Yes. Just for info, some other nouns that change gender between singular and plural are: il lenzuolo -> le lenzuola (the bedsheet / bedsheets); il braccio -> le braccia (the arm / arms); il labbro -> le labbra (the lip / lips); il ciglio -> le ciglia (the eyelash / eyelashes); il ginocchio -> le ginocchia (the knee / knees).


this comment has nothing to do with Italian, BUT when you lend someone something you expect to get it back. Can you give me some eggs but can you lend me some eggs does not make sense.


The point is, when you say "can you give me some eggs" it implies you won't give them back, noth the ones you want and not others you'd buy for them. When saying "can I borrow", you imply that you will get the person you are borrowing them from new ones some time later. Of course it's very unlikely that someone will borrow eggs and give exactly the same ones back.

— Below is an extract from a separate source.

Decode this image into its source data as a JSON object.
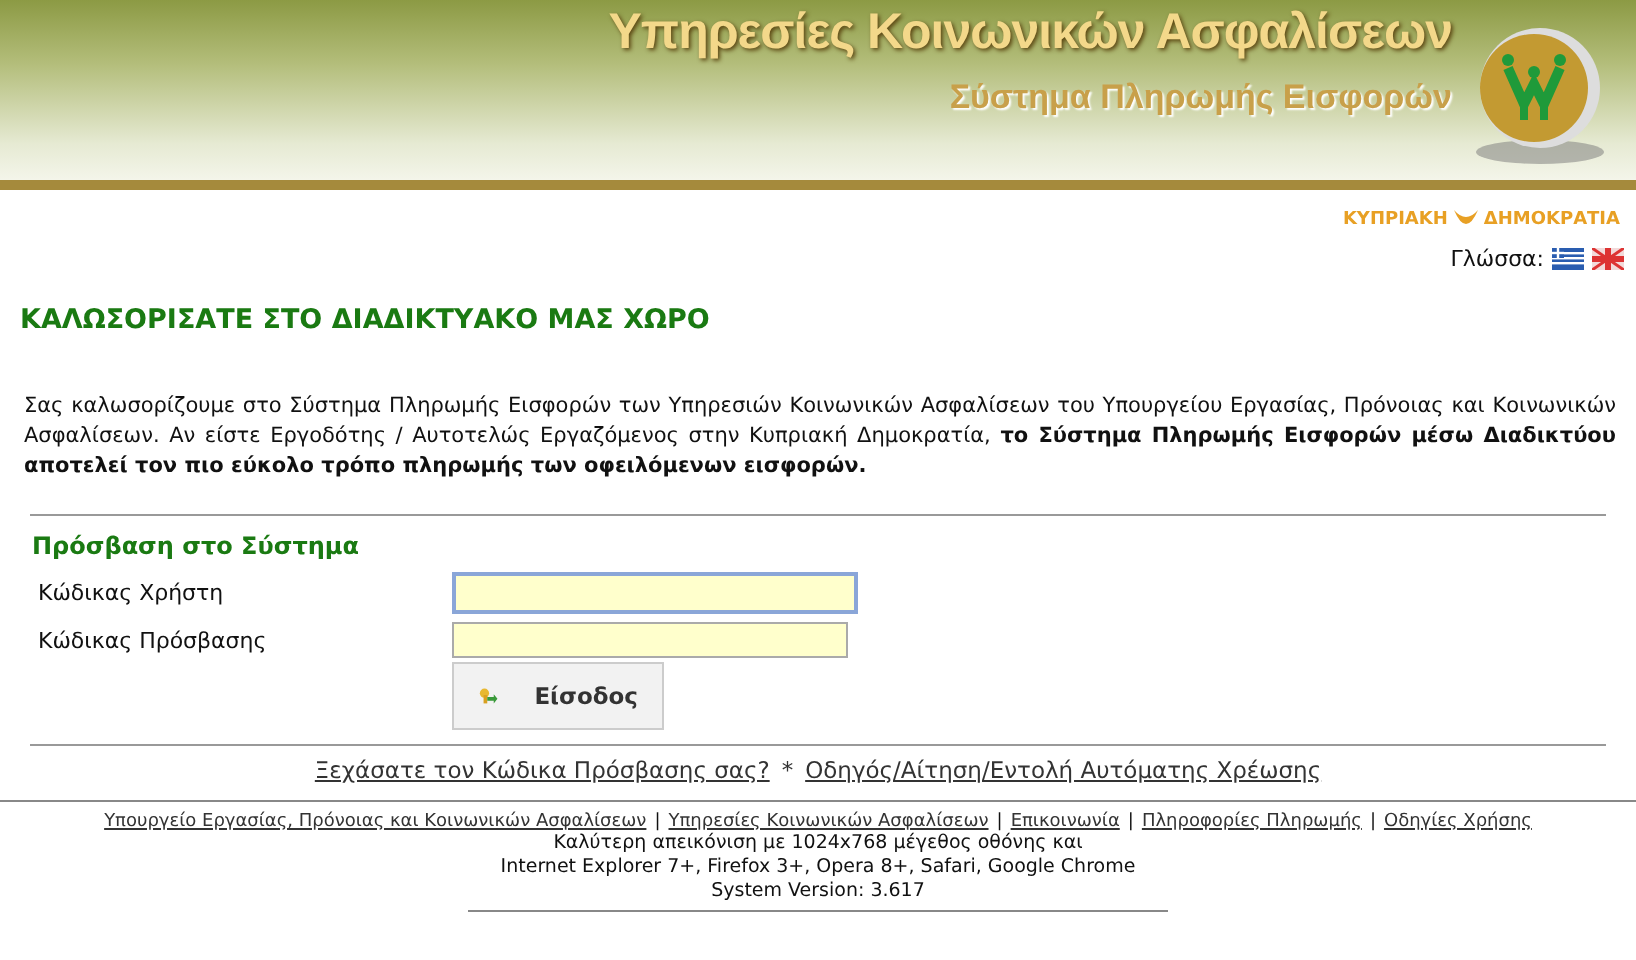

Well... what about "can you lend me a hand?" You're neither giving it nor taking it back. "Lending" and "borrowing" are idiomatic and now, in English and one supposes in Italian too, interchangeable with "giving" when asking for something to be immediately consumed (e.g. butter, milk, eggs, firewood, gas for your lawnmower). But lend in a different context means something different (e.g. a hundred dollars, your car). It seems with Italian you have to accept double-negatives and a whole lot of other things that may or may not be found in English. And practice.


Unless it is a (good) juggler who is asking.


Mi puoi prestare, Puoi mi prestare, Puoi prestarmi are they all correct?


No. The 'clitic' pronouns always have to 'attach' the conjugated verb (either by coming before it or by forming a single word with it). So 'Mi puoi prestare' is fine (because it's coming before the conjugated verb) and 'Puoi prestarmi' is fine (because it's forming a single word with it), but 'Puoi mi prestare' is wrong.


Non ti posso prestare qualche uovo, Duo, ma te ne posso DARE un po'. (Non li rivoglio indietro.)


Why would the plural form of 'uovo' be used with qualche, which is supposed to only be followed by singular forms?


If uova is incorrect then duo shouldn't suggest it as the answer


degli uove should also be accepted


Eggs? Surely the plural when translated would be uovi and not uovo


Nope, the plural of 'uovo' is 'uova'. It's an irregular plural.

By the way, 'qualche' is followed by a singular noun.